Configure the /etc/amavisd.conf file as explained. You may wish to ensure that spam doesn't get rejected at first, so you can make sure that you can white list whatever should get through. When you have no errors, you should be able to start the daemon by typing amavisd at the prompt. Telnet localhost 10024 and you should get a response. You'll most likely have to create something in the /etc/rc.d/init.d folder to allow amavisd to start automatically.
Finally it is time to make Postfix utilize AMAVISD. Just a few changes are required.
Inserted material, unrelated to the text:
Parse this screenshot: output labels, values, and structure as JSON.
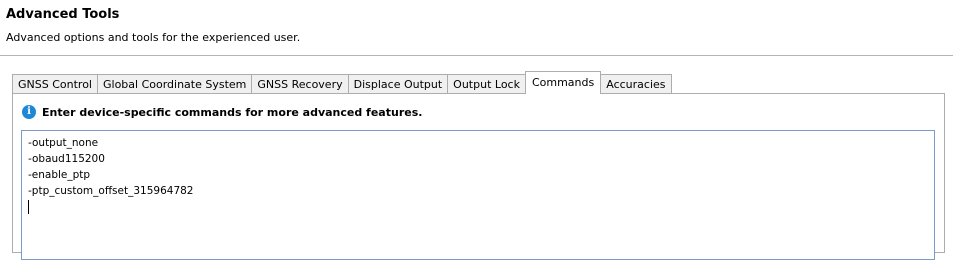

In /etc/postfix/main.cf add the following line at the end of the file:
- content_filter = smtp-amavis:[127.0.0.1]:10024
And in /etc/postfix/master.cf, add
- smtp-amavis unix - - n - 10 smtp
-o smtp_data_done_timeout=1200s
-o smtp_never_send_ehlo=yes
-o disable_dns_lookups=yes
127.0.0.1:10025 inet n - n - - smtpd
-o content_filter=
-o local_recipient_maps=
-o smtpd_helo_restrictions=
-o smtpd_client_restrictions=
-o smtpd_sender_restrictions=
-o smtpd_recipient_restrictions=permit_mynetworks,reject
-o mynetworks=127.0.0.0/8
You should now be able to enter postfix reload and then do a test. First off, anti-virus. Send an email through the server using the commonly found eicar.com test file. You should get bounces saying its found a virus. Then just wait for spam to roll in.
As an example of what to do with it, using Microsoft Outlook, create a folder called spam. Then create a rule using the rules wizard as follows:
Select Tools, Rules Wizard.
Select Start from a Blank Rule.
Select Check Message When They Arrive, then Next.
Select the With Specific Words in the Message Header.
Then click specific words in the rule description.
Simply Add "X-Spam-Status: Yes" (figure 1)
Click Next, then select move it to the specified folder. (figure 2)
Click specified in the rule description, and then select your spam folder.
Follow through the rest of the wizard and activate the rule.
 Figure 1 |
 Figure 2 |
You should see as spam comes in that it goes into this folder. Check each spam for something that should have came in, and add its sender to the white list. Now for the cool part: Look at some of the spam messages. Go to View/Options and look at some of the internet headers. You should see the X-Spam-Status header, which will show the "score" of how "spammy" the email is. Anything over 5 points is spam. My first email I received was 42.5 points. It will also show just how many checks that the individual piece of spam "failed."
Conclusion
Now you may have issues. It took me about 4 hours to get everything configured correctly. Since a lot of the Amavisd-new code is new,
there isn't much documentation on it. Also, many of the links about configuring Postfix with SpamAssassin I've followed precisely and couldn't get it to work.
I'm just waiting for new good RPM's to be made available for everything.